Oh ! Seigneur, que de soucis et d’ennuis cette enfant nous donnait, et tout de même elle restait si douce qu’on aurait dit un agneau, ce qui fait que tout le monde l’aimait, malgré le tourment qu’elle nous faisait avoir.

Dans ce temps-là, son père gagnait autant d’argent qu’il voulait comme médecin des bains ; son salon et son cabinet se remplissaient chaque matin de malades, et, le soir, il venait encore des personnes de la ville et des étrangers faire visite à toute la famille.

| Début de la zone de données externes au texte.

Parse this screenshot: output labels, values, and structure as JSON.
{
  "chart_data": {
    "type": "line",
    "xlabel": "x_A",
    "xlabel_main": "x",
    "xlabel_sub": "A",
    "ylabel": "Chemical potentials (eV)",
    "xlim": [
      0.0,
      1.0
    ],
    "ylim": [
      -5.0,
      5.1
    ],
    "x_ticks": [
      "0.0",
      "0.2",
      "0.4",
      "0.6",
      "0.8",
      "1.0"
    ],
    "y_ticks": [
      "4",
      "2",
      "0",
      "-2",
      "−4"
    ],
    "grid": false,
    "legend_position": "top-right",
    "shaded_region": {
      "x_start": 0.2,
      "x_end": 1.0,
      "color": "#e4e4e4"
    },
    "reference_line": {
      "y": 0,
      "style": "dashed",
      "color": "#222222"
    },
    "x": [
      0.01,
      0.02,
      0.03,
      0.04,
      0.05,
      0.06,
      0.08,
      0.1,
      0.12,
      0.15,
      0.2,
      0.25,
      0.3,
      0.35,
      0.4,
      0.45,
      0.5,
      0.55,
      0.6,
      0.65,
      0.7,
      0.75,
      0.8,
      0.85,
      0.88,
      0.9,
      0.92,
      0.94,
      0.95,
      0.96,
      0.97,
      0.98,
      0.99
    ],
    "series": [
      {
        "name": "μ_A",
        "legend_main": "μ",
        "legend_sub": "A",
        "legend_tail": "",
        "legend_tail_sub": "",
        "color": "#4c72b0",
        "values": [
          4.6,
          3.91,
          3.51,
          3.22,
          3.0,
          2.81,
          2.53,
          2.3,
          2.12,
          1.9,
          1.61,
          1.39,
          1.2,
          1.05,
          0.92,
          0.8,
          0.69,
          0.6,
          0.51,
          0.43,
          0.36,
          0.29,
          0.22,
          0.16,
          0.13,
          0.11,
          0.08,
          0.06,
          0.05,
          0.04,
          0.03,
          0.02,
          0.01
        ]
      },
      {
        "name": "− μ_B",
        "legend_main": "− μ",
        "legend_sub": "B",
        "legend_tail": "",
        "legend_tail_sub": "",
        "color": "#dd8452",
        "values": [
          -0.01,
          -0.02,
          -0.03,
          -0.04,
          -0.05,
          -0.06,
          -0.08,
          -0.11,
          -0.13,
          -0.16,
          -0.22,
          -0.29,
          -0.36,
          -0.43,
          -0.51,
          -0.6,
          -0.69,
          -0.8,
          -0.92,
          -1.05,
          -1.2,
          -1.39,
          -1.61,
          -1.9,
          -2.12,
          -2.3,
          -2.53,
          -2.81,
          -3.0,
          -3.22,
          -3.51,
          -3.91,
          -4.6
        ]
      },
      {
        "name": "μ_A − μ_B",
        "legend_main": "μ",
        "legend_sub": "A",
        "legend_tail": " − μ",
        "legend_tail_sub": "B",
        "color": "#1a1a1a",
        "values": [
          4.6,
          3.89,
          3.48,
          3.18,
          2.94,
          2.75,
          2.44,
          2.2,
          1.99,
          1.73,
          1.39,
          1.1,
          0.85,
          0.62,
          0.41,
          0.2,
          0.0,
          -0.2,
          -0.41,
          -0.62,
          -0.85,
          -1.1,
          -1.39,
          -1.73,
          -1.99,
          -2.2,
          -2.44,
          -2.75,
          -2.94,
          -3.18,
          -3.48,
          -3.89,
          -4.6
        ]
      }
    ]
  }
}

Ça faisait un grand remue-ménage chez nous, et bien souvent nos dames allaient faire des parties de plaisir un peu ici, un peu là avec leurs amis et leurs connaissances. La jeune demoiselle aimait beaucoup à voir bouger autour d’elle, et il n’y avait rien à dire là-dessus.

Une année, juste que Régine finissait ses dix-sept ans, au commencement de l’été, un jeune Monsieur de Paris vint se loger dans la maison en face de la nôtre.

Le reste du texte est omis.